Dresden
March 20, 1939
Dear mother,
We arrived in Dresden last evening after a two days bike ride from Prague. The youth hostel here is large and has a central-heating system, so it is quite comfortable.
I suppose you read all about Prague in the newspapers. We were in the midst of the excitement. On Tuesday night we saw many street riots between Czechs and Germans - some being knocked unconscious. The next morning we were in the old Town Hall when we heard a lot of noise. We looked out of the window and there were the German troops riding by on motorcycles, trucks, horses, tanks, and private cars.
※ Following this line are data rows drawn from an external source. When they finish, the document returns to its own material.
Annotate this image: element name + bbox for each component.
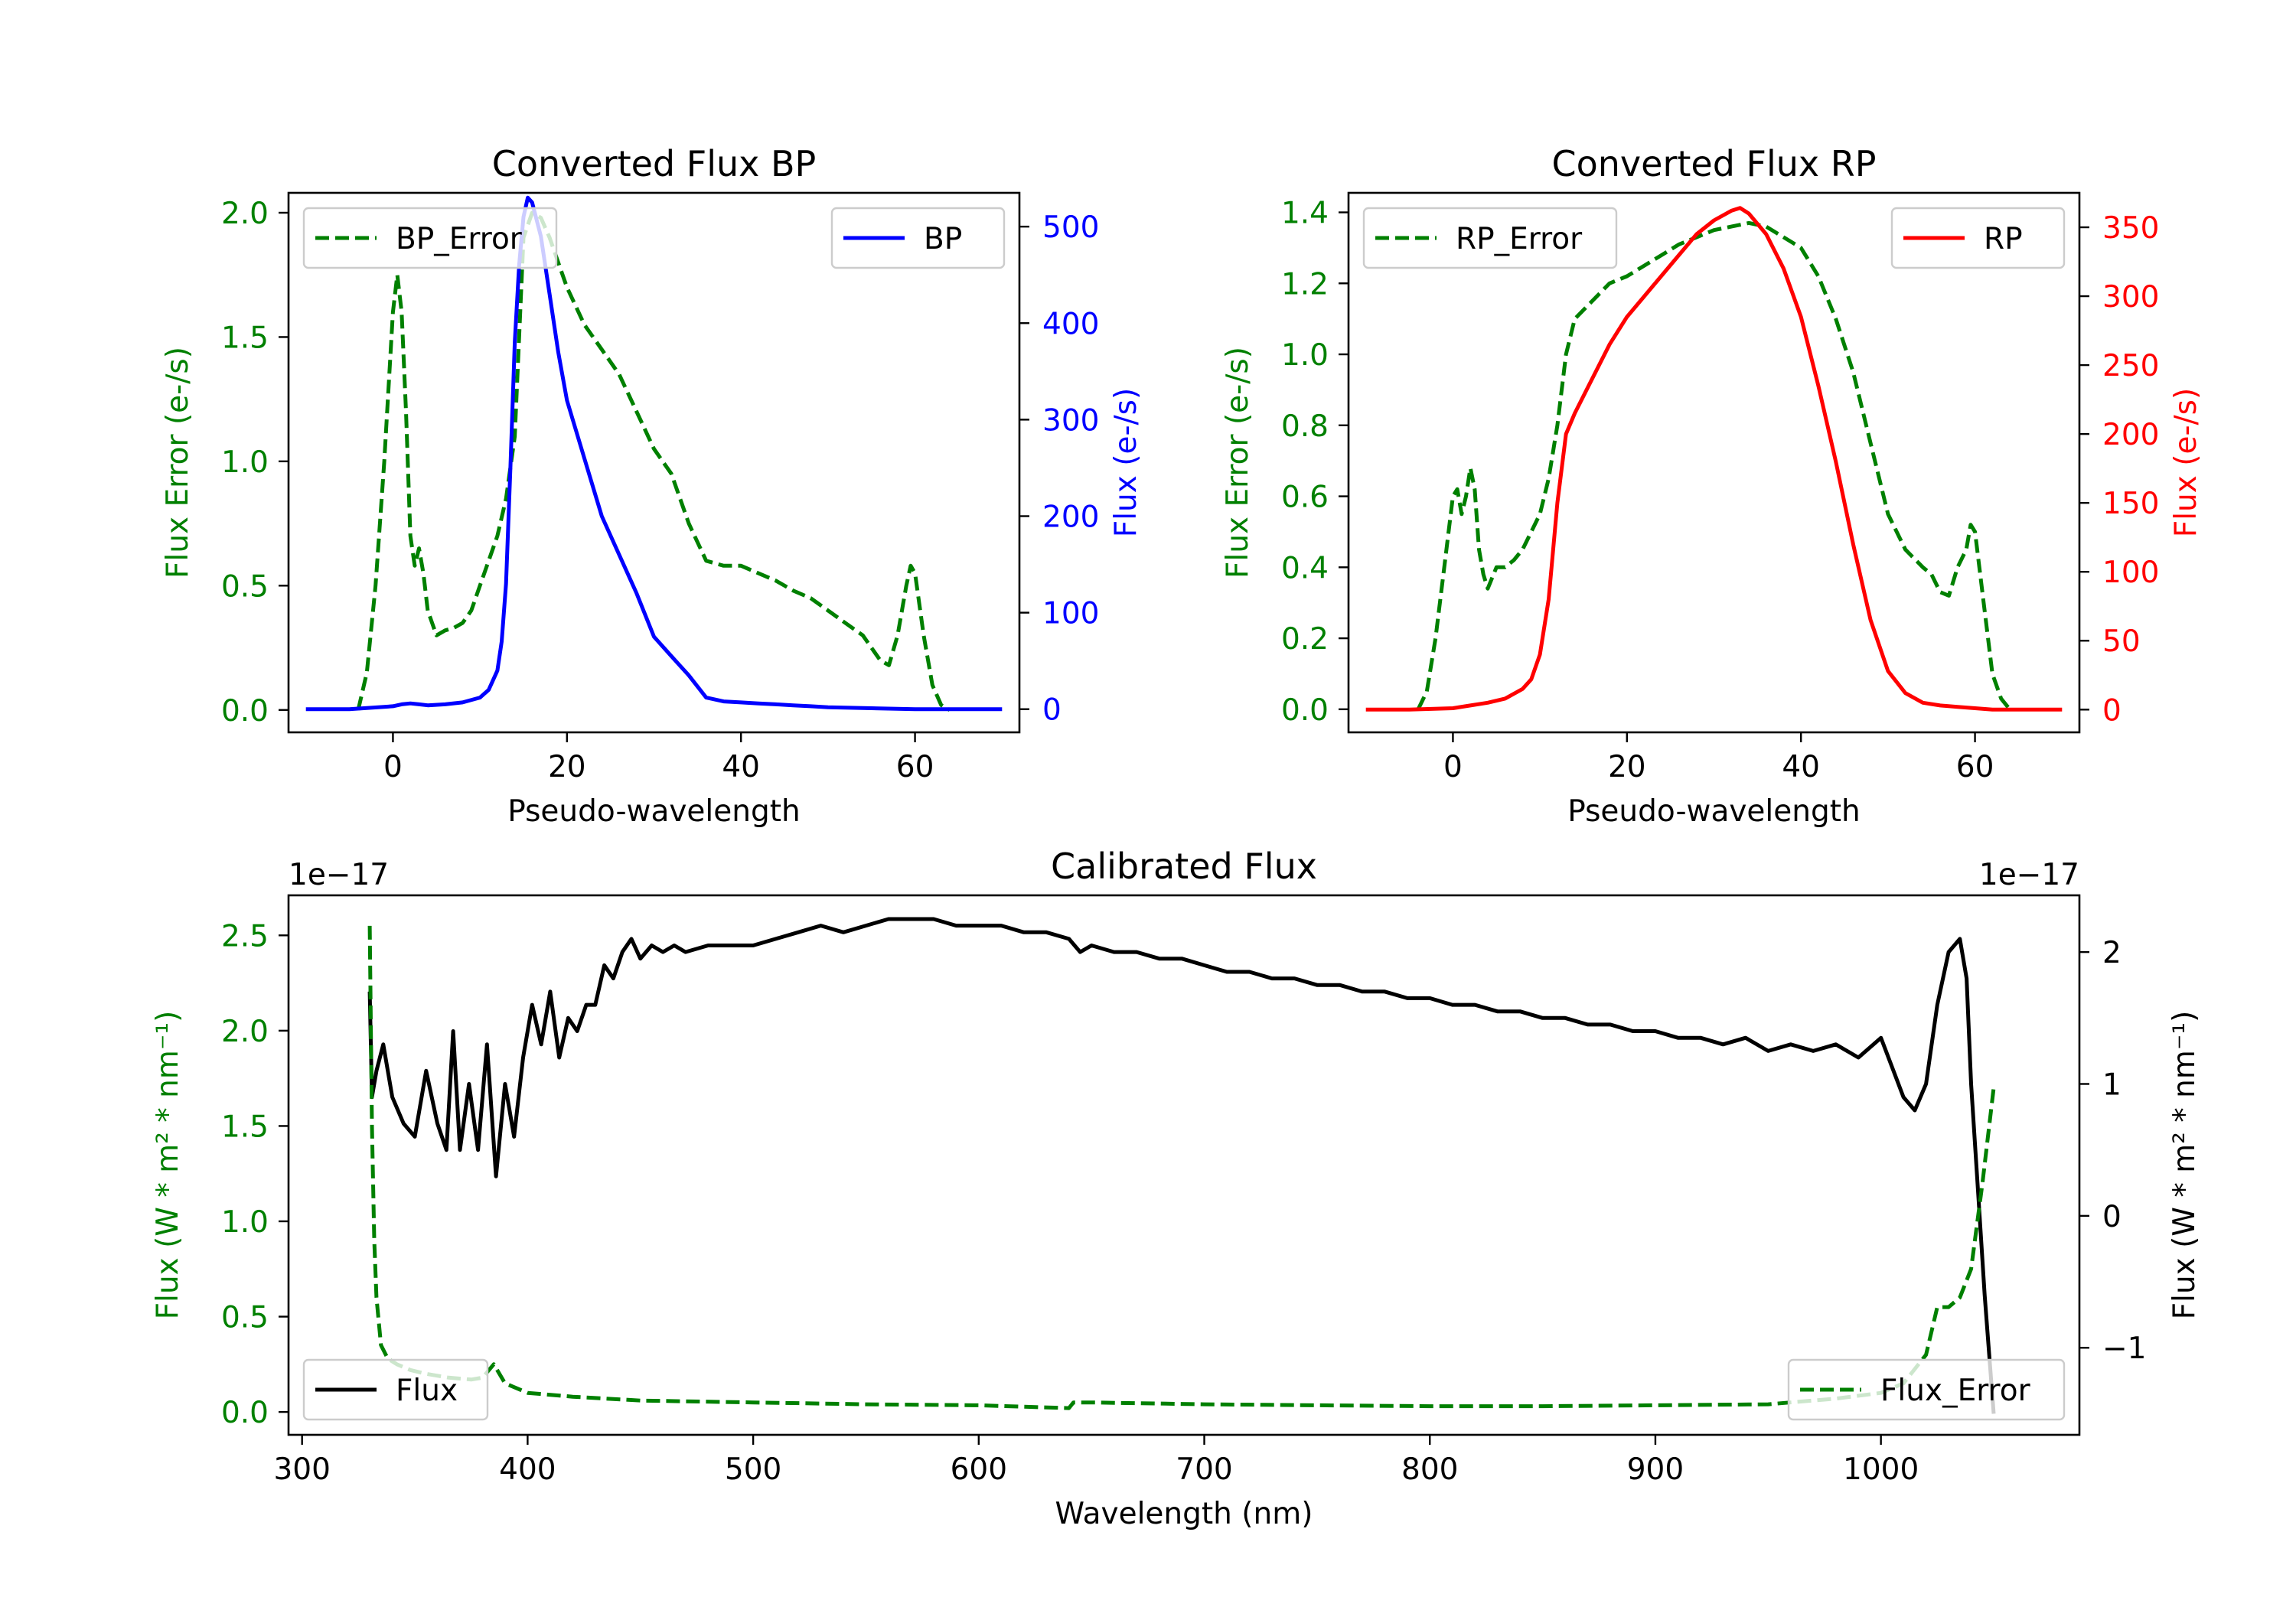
cal-x-tick-label: 1000 [1843, 1452, 1919, 1487]
bp-left-tick-label: 2.0 [221, 197, 269, 231]
cal-right-tick-label: 2 [2102, 936, 2122, 970]
rp-right-tick-label: 0 [2102, 693, 2122, 728]
rp-right-tick-label: 350 [2102, 211, 2159, 246]
cal-x-tick-label: 700 [1176, 1452, 1232, 1487]
rp-x-tick-label: 40 [1782, 750, 1820, 784]
rp-legend-box [1890, 207, 2066, 269]
rp-x-tick-label: 0 [1443, 750, 1463, 784]
bp-legend-label-bp-error: BP_Error [396, 222, 523, 256]
rp-right-tick-label: 50 [2102, 624, 2141, 659]
rp-x-tick-label: 20 [1608, 750, 1646, 784]
rp-left-tick-label: 1.2 [1281, 267, 1329, 302]
cal-plot-frame [287, 894, 2081, 1436]
rp-series-rp-line [1365, 206, 2063, 712]
bp-left-tick-label: 0.0 [221, 694, 269, 729]
cal-right-tick-label: −1 [2102, 1332, 2147, 1366]
bp-left-tick-label: 1.5 [221, 321, 269, 355]
rp-left-tick-label: 1.0 [1281, 338, 1329, 373]
bp-series-bp-error-line [356, 210, 951, 712]
cal-x-tick-label: 900 [1627, 1452, 1684, 1487]
bp-right-tick-label: 200 [1042, 500, 1099, 534]
rp-right-tick-label: 200 [2102, 418, 2159, 452]
cal-left-tick-label: 2.0 [221, 1015, 269, 1049]
cal-left-tick-label: 0.5 [221, 1301, 269, 1335]
cal-left-tick-label: 1.0 [221, 1205, 269, 1240]
bp-chart-title: Converted Flux BP [492, 143, 817, 184]
rp-right-tick-label: 100 [2102, 556, 2159, 590]
cal-legend-box [1787, 1358, 2066, 1421]
bp-left-tick-label: 1.0 [221, 445, 269, 480]
bp-right-tick-label: 300 [1042, 403, 1099, 438]
cal-left-offset-text: 1e−17 [289, 858, 389, 892]
bp-x-axis-label: Pseudo-wavelength [507, 794, 800, 829]
cal-left-tick-label: 2.5 [221, 919, 269, 953]
cal-right-tick-label: 0 [2102, 1200, 2122, 1234]
bp-right-tick-label: 100 [1042, 597, 1099, 631]
rp-right-tick-label: 250 [2102, 349, 2159, 383]
rp-left-tick-label: 0.4 [1281, 551, 1329, 585]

At first the Czechs started singing their national song, blocking the streets, and shaking their fists, but when they saw all the troops pouring in, they saw their cause was hopeless and went about their business again.
Prag is very cheap just now. I lived there six days and spent only five dollars, including six lodgings, meals, museum admissions, two American movie tickets, pictures of the city, and a purse which I bought as a present to take along to America.
The Czechs are nice people. They treated us very nicely and made us feel at home. We got to know a Czech restaurant keeper quite well and ate most of our meals there. They eat a kind of dumpling as a substitute for potatoes. As a drink they depend on Pilsen beer.
The Germans discontinued all train service from Prag (sic) to the frontier. Everybody had to stay in Prague till further notice. However, we ran out of money so we hopped on our bikes. When we came to the border the German officials were in doubt what they should do with us, but finally they let us go. I think we were the first people, outside of soldiers, to get out of former Czechoslovakia.
We had our mail forwarded to Dresden, Hauptpostlagend, so this morning much mail was waiting for me. The letters from America came from you, Aleta, N.Y.U., Harvard, the Institute of International Education, and I also received mail from Seydlitz, a Greek boy I met in Berlin, and from Frankfurt.
I plan to stay here about four days and then go to the farm, if all plans work out.
We almost died yesterday crossing the Sudeten mountains. They are very high. We had to push our bikes with luggage and all for 10 kilometers. The mountains are still covered with snow, although the road was fairly clear. Three trucks had upset along the way.
The Bulgarian boy wrote and said he received the first two copies of the Saturday Evening Post. I will send him the bill one of these days.
Many people - Czechs and Germans - envy us. They would give almost anything they had, if they could obtain American passports.
The Elbe from the Sudetenland to Dresden is very pretty. It winds through the mountains and has high cliffs on both sides. It rises in Czechoslovakia and its mouth is near Hamburg.
The weather was rather frigid when we left Prague and I caught a cold. However, today I'm spending most of my time in the Youth Hostel, and it is getting better.
Dresden had been the capital of Saxony and the Saxon kings lived here. We plan to see their castles tomorrow.
In May all American exchange students are the guests of the Carl Schurz organization. They take us on a two-weeks bus trip and pay every penny - even the trainfare from Frankfurt to Berlin, where the trip begins. I will be able to visit Frau Liebenow then, and the other people I got to know in Berlin.
By the sound of Aleta's letters, it seems that Americans fear a war in Europe. We are not worrying.
Your son,
Mark
Editor’s Note:
Carl Schurz was a Civil War general, a U.S. Ambassador to Spain, a Missouri Senator, and a Secretary of the Interior under Rutherford B. Hayes. Schurz was born in Germany in 1829 and was educated at the University of Bonn. After participating in the Revolutions of 1848 he was forced to leave Europe and immigrated to the U.S.